The detachment of neural crest cells occurs via a process called
epithelial to mesenchymal transition—where static cells change their
shape and acquire migratory properties—the subject of a recent review paper
from the Trainor Lab. Once situated in the facial region, neural crest
cells differentiate, or decide their cell fate, ultimately generating
nearly all the of the craniofacial cartilage, bone and connective
tissues.
The rapid proliferation and growth of neural crest cells in concert
with epithelial to mesenchymal transition requires a disproportionate
quantity of ribosomes and hence proteins compared to surrounding
non-neural crest cells and tissues. One of the key steps of ribosome
biogenesis—RNA Polymerase I-mediated rRNA transcription—is a
rate-limiting step in the formation of ribosomes, and is highly active
within neural crest cells.
“Large quantities of protein translation are needed for neural crest cell proliferation and survival,” said Dash.

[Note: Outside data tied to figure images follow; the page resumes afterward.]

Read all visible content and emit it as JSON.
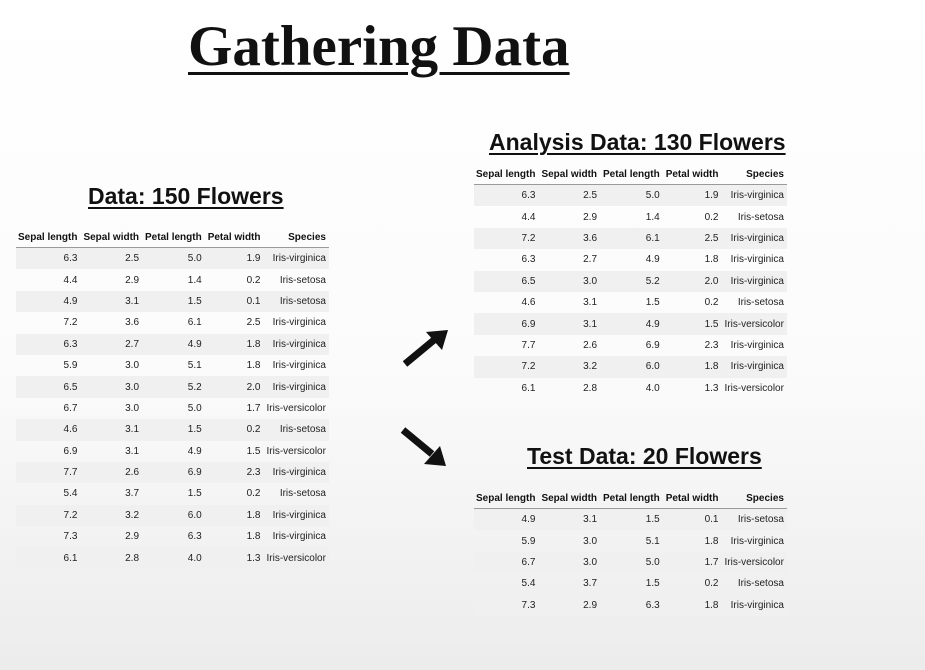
{
  "page_title": "Gathering Data",
  "columns": [
    "Sepal length",
    "Sepal width",
    "Petal length",
    "Petal width",
    "Species"
  ],
  "full_data": {
    "title": "Data: 150 Flowers",
    "rows": [
      [
        "6.3",
        "2.5",
        "5.0",
        "1.9",
        "Iris-virginica"
      ],
      [
        "4.4",
        "2.9",
        "1.4",
        "0.2",
        "Iris-setosa"
      ],
      [
        "4.9",
        "3.1",
        "1.5",
        "0.1",
        "Iris-setosa"
      ],
      [
        "7.2",
        "3.6",
        "6.1",
        "2.5",
        "Iris-virginica"
      ],
      [
        "6.3",
        "2.7",
        "4.9",
        "1.8",
        "Iris-virginica"
      ],
      [
        "5.9",
        "3.0",
        "5.1",
        "1.8",
        "Iris-virginica"
      ],
      [
        "6.5",
        "3.0",
        "5.2",
        "2.0",
        "Iris-virginica"
      ],
      [
        "6.7",
        "3.0",
        "5.0",
        "1.7",
        "Iris-versicolor"
      ],
      [
        "4.6",
        "3.1",
        "1.5",
        "0.2",
        "Iris-setosa"
      ],
      [
        "6.9",
        "3.1",
        "4.9",
        "1.5",
        "Iris-versicolor"
      ],
      [
        "7.7",
        "2.6",
        "6.9",
        "2.3",
        "Iris-virginica"
      ],
      [
        "5.4",
        "3.7",
        "1.5",
        "0.2",
        "Iris-setosa"
      ],
      [
        "7.2",
        "3.2",
        "6.0",
        "1.8",
        "Iris-virginica"
      ],
      [
        "7.3",
        "2.9",
        "6.3",
        "1.8",
        "Iris-virginica"
      ],
      [
        "6.1",
        "2.8",
        "4.0",
        "1.3",
        "Iris-versicolor"
      ]
    ]
  },
  "analysis_data": {
    "title": "Analysis Data: 130 Flowers",
    "rows": [
      [
        "6.3",
        "2.5",
        "5.0",
        "1.9",
        "Iris-virginica"
      ],
      [
        "4.4",
        "2.9",
        "1.4",
        "0.2",
        "Iris-setosa"
      ],
      [
        "7.2",
        "3.6",
        "6.1",
        "2.5",
        "Iris-virginica"
      ],
      [
        "6.3",
        "2.7",
        "4.9",
        "1.8",
        "Iris-virginica"
      ],
      [
        "6.5",
        "3.0",
        "5.2",
        "2.0",
        "Iris-virginica"
      ],
      [
        "4.6",
        "3.1",
        "1.5",
        "0.2",
        "Iris-setosa"
      ],
      [
        "6.9",
        "3.1",
        "4.9",
        "1.5",
        "Iris-versicolor"
      ],
      [
        "7.7",
        "2.6",
        "6.9",
        "2.3",
        "Iris-virginica"
      ],
      [
        "7.2",
        "3.2",
        "6.0",
        "1.8",
        "Iris-virginica"
      ],
      [
        "6.1",
        "2.8",
        "4.0",
        "1.3",
        "Iris-versicolor"
      ]
    ]
  },
  "test_data": {
    "title": "Test Data: 20 Flowers",
    "rows": [
      [
        "4.9",
        "3.1",
        "1.5",
        "0.1",
        "Iris-setosa"
      ],
      [
        "5.9",
        "3.0",
        "5.1",
        "1.8",
        "Iris-virginica"
      ],
      [
        "6.7",
        "3.0",
        "5.0",
        "1.7",
        "Iris-versicolor"
      ],
      [
        "5.4",
        "3.7",
        "1.5",
        "0.2",
        "Iris-setosa"
      ],
      [
        "7.3",
        "2.9",
        "6.3",
        "1.8",
        "Iris-virginica"
      ]
    ]
  },
  "arrows": [
    "arrow-up-right-icon",
    "arrow-down-right-icon"
  ]
}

By turning off genes responsible for rRNA transcription and ribosome
formation in mice, the researchers uncovered a cellular imbalance
between rRNA transcription and ribosomal proteins that greatly impacted
neural crest cells.
This imbalance promotes neural crest cell death via increased
concentrations of the tumor suppressor protein, p53, which causes the
embryo to develop malformations of the head and face.
In normal neural crest cells, p53 levels are tightly controlled by
the protein, Mdm2. However, when rRNA transcription is reduced, an
imbalance arises where ribosomal proteins that normally form part of the
ribosome, become free and instead bind to Mdm2 preventing its control
of p53. This leads to increased levels of p53 that cause the newly
formed neural crest cells to die.
“We have known for many years that problems in craniofacial
development are often the result of neural crest cells dying before they
can form the cartilage and bone structures of the head and face,” said
Falcon.
“Our previous studies have shown that inhibiting p53 in
Treacher-Collins Syndrome animal models can stop neural crest cells from
dying and thus prevent craniofacial anomalies from occurring, but this
made the animals much more susceptible to cancer,” said Watt.
“The significance of this study is that at the genetic, cellular, and
biochemical level, we can now connect rRNA transcription and the
ribosome biogenesis pathway in neural crest cells, to proper
craniofacial development and to the pathogenesis of birth defects,” said
Trainor. “We understand how each step in the pathway links to
p53-dependent apoptosis.”
Coauthors include Ruonan Zhao, Daisuke Sakai PhD, Emma L. Moore,
Sharien Fitriasari, Melissa Childers, Mihaela E. Sardia, Selene Swanson,
Dai Tsuchiya, Jay Unruh, PhD, George Bugarinovic, Lin Li, Rita Shiang,
PhD, Annita Achilleos, PhD, Jill Dixon, PhD, and Michael Dixon, PhD.
Studying multiple research organisms is key
The study of rare diseases is challenging but deserves no less
attention than common diseases. However, a universal mechanism to
explain rare birth defects simply doesn’t exist and developing
preventative therapies therefore requires a thorough understanding of
the cellular and genetic mechanisms responsible for each individual
disorder, which is derived from our knowledge of normal craniofacial
development in many different animal species.
For example, in another recent study published in Development
on June 28, 2022, Dash in the Trainor Lab investigated the function of
Nucleolin in neural crest cells and craniofacial development in
zebrafish. Mutations in Nucleolin disrupt the differentiation of neural
crest cells resulting in craniofacial anomalies resembling
Treacher-Collins Syndrome. Dash discovered that Nucleolin, among its
many functions, regulates signaling pathways that are important for
neural crest cell differentiation into bone and cartilage.
“By identifying the biochemical pathway that was involved, we were
able to bypass the problem by providing the zebrafish embryos with the
specific proteins they needed for proper differentiation,” said Dash.
Using research organisms such as mice and zebrafish to understand the
basis for birth defect disorders can lead to discoveries on how to
prevent them. “If it’s successful in animal models, it may give people
hope that something can be done in the future,” said Trainor.
This work was funded by the Kirschstein-NRSA F31 predoctoral
fellowship (awards DE027860, DE023017) from the National Institute for
Dental and Craniofacial Research of the National Institutes of Health,
K99 Pathway to independence awards (DE030971 and DE030972), the American
Association for Anatomy Post-Doctoral Fellowship, and from institution
support from the Stowers Institute for Medical Research. The content is
solely the responsibility of the authors and does not necessarily
represent the official views of the NIH.